Reliance on sub-contractors also puts the knowledge, expertise and relationships in the hands of the sub-contractors. This prevents the funding agency from benefitting from the type of trust and buy-in created by local accountability systems, undermining the funder’s understanding of the evolving context and its ability to create the type of longer-term inclusive partnerships envisioned in the GFA.
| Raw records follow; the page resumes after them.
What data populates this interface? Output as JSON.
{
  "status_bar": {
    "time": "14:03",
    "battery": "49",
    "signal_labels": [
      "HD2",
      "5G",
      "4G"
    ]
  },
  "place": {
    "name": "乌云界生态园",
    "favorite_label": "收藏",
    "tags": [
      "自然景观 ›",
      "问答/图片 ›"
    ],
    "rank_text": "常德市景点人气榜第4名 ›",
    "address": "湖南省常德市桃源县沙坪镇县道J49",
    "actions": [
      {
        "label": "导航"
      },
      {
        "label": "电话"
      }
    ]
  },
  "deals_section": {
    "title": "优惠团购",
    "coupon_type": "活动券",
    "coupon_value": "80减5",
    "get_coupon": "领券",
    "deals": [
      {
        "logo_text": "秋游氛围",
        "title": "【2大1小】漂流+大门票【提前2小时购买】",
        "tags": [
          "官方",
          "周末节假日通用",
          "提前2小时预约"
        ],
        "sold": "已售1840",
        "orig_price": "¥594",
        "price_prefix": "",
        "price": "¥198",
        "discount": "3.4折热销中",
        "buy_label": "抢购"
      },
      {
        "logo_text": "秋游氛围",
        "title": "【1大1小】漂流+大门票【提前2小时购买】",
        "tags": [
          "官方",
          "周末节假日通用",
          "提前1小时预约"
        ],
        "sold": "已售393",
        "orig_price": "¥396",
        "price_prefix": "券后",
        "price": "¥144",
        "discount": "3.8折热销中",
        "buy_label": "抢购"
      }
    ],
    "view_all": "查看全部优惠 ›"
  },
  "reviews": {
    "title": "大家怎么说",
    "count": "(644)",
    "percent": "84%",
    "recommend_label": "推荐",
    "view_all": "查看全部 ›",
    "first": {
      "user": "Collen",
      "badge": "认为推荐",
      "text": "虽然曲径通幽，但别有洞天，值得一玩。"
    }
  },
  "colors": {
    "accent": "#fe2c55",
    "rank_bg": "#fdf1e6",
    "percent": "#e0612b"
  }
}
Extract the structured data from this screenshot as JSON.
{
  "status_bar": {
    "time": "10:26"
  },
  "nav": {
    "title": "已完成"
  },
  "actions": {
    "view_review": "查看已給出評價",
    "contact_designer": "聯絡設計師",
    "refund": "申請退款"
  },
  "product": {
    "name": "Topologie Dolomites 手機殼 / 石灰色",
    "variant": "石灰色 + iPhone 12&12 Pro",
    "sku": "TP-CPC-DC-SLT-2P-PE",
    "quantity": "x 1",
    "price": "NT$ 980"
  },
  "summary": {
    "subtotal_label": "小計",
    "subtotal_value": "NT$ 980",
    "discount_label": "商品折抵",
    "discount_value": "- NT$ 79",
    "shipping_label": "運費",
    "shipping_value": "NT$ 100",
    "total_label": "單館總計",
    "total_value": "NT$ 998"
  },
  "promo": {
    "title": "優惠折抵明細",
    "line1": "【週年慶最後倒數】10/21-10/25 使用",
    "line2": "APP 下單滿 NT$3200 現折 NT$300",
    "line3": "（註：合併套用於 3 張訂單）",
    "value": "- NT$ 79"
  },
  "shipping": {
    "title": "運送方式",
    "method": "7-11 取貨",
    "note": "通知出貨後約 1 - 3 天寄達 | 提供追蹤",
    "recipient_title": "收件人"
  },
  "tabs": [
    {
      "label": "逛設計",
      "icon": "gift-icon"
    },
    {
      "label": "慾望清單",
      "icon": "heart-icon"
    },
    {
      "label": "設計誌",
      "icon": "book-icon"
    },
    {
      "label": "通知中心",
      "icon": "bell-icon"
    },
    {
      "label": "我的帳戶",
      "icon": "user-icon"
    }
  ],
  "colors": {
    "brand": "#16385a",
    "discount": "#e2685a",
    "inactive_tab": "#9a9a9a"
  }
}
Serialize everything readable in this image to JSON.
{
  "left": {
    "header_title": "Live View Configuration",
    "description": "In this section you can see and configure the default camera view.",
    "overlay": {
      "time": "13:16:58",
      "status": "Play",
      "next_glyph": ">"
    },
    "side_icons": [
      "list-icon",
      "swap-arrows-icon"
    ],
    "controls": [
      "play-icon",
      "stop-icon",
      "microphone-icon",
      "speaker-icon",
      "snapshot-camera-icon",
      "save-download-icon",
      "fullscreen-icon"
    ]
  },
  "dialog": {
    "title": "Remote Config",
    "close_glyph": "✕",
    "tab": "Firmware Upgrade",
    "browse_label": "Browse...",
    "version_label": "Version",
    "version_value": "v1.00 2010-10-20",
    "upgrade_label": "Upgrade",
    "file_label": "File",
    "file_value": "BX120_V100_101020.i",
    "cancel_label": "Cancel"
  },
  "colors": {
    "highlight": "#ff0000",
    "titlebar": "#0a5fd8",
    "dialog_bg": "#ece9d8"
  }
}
For example, CARE Austria developed a more flexible approach in conflict-affected Burundi, where the organization worked directly with its partner, CARE Burundi, to establish the terms of the contract and hold regular debriefing sessions with the CARE Burundi team about what was working, what wasn’t working and what needed to be changed. CARE Burundi, in turn, established local accountability mechanisms with the communities that it worked with by ensuring its staff people regularly consulted with a range of beneficiaries, civil society actors and government officials with whom they worked and discussing these findings with key decision-makers in the organization and with CARE Austria. CARE Austria views itself as accompanying CARE Burundi in its work, rather than only ensuring that it complies with CARE Austria’s demands and pre-existing program plan.

Likewise, the Swiss Peace and Human Rights Division often carefully selects the local civil society organizations who they invest in and consult with over multiple years, at times several decades. They invest in the core funding of these organizations, enabling them to survive in an increasingly difficult funding environment, and engage with these civil society actors and a broad range of other stakeholders in regular political analyses of the evolving context and of the Swiss government’s effectiveness in these contexts. This is only possible via flexible contracting arrangements and accompaniment-focused, rather than compliance-focused, accountability.

An Opportunity to Innovate, Contingent on Adequate Staffing

The GFA is an opportunity for innovation — not just new program funding. In many places, U.S. embassies and USAID missions face a shortage of staff. The GFA’s biennial reporting requirement is an opportunity for U.S. federal agencies and their staff overseas to demonstrate why staffing shortages stand in the way of more effective U.S. policy in fragile states, putting the world — and American citizens — at increased risk from threats that spill over borders. Understanding local power and security dynamics, and developing appropriate approaches for engaging with them, is staff intensive. Ultimately, while the new policy is an important step, without the necessary staff needed to carry out the innovative work that the GFA calls for, we are unlikely to see a peace dividend from this effort.

Susanna Campbell is an assistant professor at American University’s School of International Service and the director of the Research on International Policy Implementation Lab. Her 2018 book “Global Governance and Local Peace: Accountability and Performance in International Peacebuilding” explains how and when international peacebuilding organizations succeed. Her forthcoming book “Aid in Conflict” (with Michael Findley) explains how international aid donors respond to war-to-peace transitions.